More on SPARC
November 18, 2005 16:07Yesterday we saw briefly the architecture of SUN SPARC processors, and how the presence of a big register array and its organization into register windows affected the calling convention and the assembly programming model.
The idea seemed clever, and C programs should be affected very positively by this design (we know that function calls are a great performance issue on x86). However, its is with a reason that the SPARC-Solaris platform was called Slowlaris.. =)
The register window was designed without consideration of a real word scenario: the presence of all those register is a terrible slowdown on multitasking operating system; when a context switch happens, all the register of the thread being switched off must be dumped into memory. It's not like on x86, where only general purpose registers shuld be pushed in memory; the other ones are "hidden", and used cleverly by the processor.
For SPARC processors, the number of registers is (for a 8 windows processor) 136, i.e. about 1Kb.

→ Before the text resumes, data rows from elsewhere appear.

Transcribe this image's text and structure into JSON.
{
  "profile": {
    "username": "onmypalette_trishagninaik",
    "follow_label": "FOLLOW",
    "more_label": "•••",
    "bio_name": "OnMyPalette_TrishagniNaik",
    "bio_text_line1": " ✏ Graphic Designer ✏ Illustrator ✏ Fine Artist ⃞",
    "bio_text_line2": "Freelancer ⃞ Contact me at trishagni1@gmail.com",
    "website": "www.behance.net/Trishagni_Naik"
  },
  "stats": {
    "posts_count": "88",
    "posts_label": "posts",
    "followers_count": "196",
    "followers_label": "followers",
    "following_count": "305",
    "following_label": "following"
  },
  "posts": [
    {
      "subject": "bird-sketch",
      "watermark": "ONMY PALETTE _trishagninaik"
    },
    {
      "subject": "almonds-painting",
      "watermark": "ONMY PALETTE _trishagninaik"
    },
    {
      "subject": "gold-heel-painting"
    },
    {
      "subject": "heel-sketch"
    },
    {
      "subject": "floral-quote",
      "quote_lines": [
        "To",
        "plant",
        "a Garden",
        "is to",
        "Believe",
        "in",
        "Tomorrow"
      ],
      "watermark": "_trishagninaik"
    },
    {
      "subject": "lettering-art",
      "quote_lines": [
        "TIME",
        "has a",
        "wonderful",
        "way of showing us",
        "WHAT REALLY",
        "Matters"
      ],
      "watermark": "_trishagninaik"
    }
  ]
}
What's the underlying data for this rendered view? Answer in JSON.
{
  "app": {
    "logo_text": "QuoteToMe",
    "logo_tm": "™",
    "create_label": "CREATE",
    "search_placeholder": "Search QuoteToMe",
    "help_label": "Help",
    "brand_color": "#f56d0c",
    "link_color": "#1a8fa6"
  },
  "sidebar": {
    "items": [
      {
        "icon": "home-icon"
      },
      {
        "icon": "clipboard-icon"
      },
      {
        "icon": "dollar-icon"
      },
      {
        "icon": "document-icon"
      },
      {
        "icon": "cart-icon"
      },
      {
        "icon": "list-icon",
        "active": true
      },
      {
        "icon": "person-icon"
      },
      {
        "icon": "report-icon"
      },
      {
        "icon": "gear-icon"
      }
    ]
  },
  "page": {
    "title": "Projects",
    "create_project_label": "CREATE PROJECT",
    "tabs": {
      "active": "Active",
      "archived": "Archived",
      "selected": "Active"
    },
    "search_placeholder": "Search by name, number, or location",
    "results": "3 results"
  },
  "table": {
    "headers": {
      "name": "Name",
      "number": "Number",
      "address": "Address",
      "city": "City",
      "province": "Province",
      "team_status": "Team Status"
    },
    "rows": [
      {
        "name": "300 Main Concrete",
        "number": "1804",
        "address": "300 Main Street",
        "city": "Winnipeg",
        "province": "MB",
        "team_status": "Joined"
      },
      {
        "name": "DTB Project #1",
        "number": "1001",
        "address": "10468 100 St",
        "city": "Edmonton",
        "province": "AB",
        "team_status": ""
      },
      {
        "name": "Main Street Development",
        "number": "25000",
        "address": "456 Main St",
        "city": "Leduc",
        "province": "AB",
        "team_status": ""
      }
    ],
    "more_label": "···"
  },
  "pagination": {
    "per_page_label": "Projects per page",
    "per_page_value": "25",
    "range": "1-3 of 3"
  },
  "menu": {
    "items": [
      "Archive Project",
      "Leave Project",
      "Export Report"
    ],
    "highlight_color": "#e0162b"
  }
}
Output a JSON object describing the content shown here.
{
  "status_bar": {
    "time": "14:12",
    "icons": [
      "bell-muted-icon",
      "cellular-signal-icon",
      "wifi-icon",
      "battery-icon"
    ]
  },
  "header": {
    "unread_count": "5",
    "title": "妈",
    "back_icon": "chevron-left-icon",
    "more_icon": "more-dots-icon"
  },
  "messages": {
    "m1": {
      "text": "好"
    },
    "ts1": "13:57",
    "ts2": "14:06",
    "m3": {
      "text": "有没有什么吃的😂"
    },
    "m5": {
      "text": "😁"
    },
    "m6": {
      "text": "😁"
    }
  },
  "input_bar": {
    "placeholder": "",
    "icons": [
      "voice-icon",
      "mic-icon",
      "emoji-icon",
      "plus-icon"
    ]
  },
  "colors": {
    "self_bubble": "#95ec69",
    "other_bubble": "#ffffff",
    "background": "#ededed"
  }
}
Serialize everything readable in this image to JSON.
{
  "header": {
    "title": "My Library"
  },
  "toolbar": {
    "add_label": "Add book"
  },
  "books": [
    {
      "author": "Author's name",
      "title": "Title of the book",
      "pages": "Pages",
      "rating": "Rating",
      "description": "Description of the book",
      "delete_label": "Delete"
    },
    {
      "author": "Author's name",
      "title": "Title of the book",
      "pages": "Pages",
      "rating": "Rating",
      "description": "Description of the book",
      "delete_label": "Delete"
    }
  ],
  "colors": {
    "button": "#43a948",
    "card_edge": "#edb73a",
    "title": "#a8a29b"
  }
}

With the increasing of CPU frequencies, memory bandwidth is a major bottleneck, and with a slice time of 50 ms (a quite high slice time) the memory wasted is about 20Kb every second.
It may seem not too much, but as an example I have read that IPC would be 5 times slower on a Sparc processor than on
a comparable 8-register processor, if allĀ Sparc registers are saved and restored on context switch.
Algorithms for lazy context switch have been proposed, but those are applicable only through a special designed kernel or through harware modifications.
Hence the "friendly" name Slowlaris for the SPARC-Solaris pair.